A proporre un programma di notevole pregio che parte da Mozart con il Quintetto K. 407 in Mib maggiore per corno e archi, prosegue con il romanticismo del “Quartettsatz” di Schubert e attraverso il sestetto in Mib maggiore op.81b per due corni e quartetto d’archi di Beethoven, anello di congiunzione tra romanticismo e classicismo arriva al Trio op. 40 in Mib maggiore per violino, corno e pianoforte di Brahms, grandissimo amante del corso, che suonava regolarmente, che per primo introdusse questa nuova formazione. A proporre la serata, una vera Accademia, La Rinnovata Accademia dei Generosi, che nel 2010 ha ripreso e rinnovato quella Accademia dei Generosi nata a San Domenico di Fiesole nel 1771, di cui Guido Corti ha potuto ricostruire la storia, avendo abitato per 10 anni nel suo teatro, trasformato in residenza nel 1835. Ai due corni Guido Corti, cornista tra i più affermati a livello internazionale e presidente del concorso (in Italia ospite delle più importanti società di concerti quali la RAI, il Maggio Musicale Fiorentino, l’Orchestra Regionale Toscana, l’Orchestra da camera di Padova, l’Accademia Chigiana, l’Estate Fiesolana), e Simone Baroncini, primo Corno del Teatro San Carlo di Napoli.
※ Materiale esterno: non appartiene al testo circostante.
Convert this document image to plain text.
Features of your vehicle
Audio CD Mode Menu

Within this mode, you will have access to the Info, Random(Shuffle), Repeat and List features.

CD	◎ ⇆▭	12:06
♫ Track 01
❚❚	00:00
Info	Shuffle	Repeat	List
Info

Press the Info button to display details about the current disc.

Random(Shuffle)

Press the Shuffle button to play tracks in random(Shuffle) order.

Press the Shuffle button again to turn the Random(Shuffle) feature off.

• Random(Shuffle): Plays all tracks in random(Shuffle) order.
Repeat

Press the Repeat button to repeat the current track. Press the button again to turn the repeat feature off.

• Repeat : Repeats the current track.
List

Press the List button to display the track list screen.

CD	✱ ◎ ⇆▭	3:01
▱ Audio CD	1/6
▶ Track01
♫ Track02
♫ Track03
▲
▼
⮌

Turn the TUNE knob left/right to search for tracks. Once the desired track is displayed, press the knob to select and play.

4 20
Agli archi il “Quartetto di Fiesole” (nel 1990 1° premio al Concorso Internazionale di Cremona, nel 1996 1° premio al Concorso Gui di Firenze) che porta la più luminosa tradizione cameristica italiana nelle maggiori sale da concerto e festival di tutto il mondo (Accademia Nazionale di Santa Cecilia di Roma, Teatro Ponchielli di Cremona, Festival Newport e Tanglewood, Festival du Luberon, Festival des Pays de Fayence, Mozart a Rovereto, Estate Fiesolana, Festival Paganiniano, avvalendosi anche delle collaborazioni di Tipo, Farulli, Lucchesini, Fabbriciani e altri): Alina Company e Simone Ferrari violini, Flaminia Zanelli viola, Sandra Bacci Violoncello. Al pianoforte Stefania Cafaro, concertista internazionale, che ha recentemente inciso un cd interamente dedicato a Brahms. Prevendita alla biglietteria del teatro.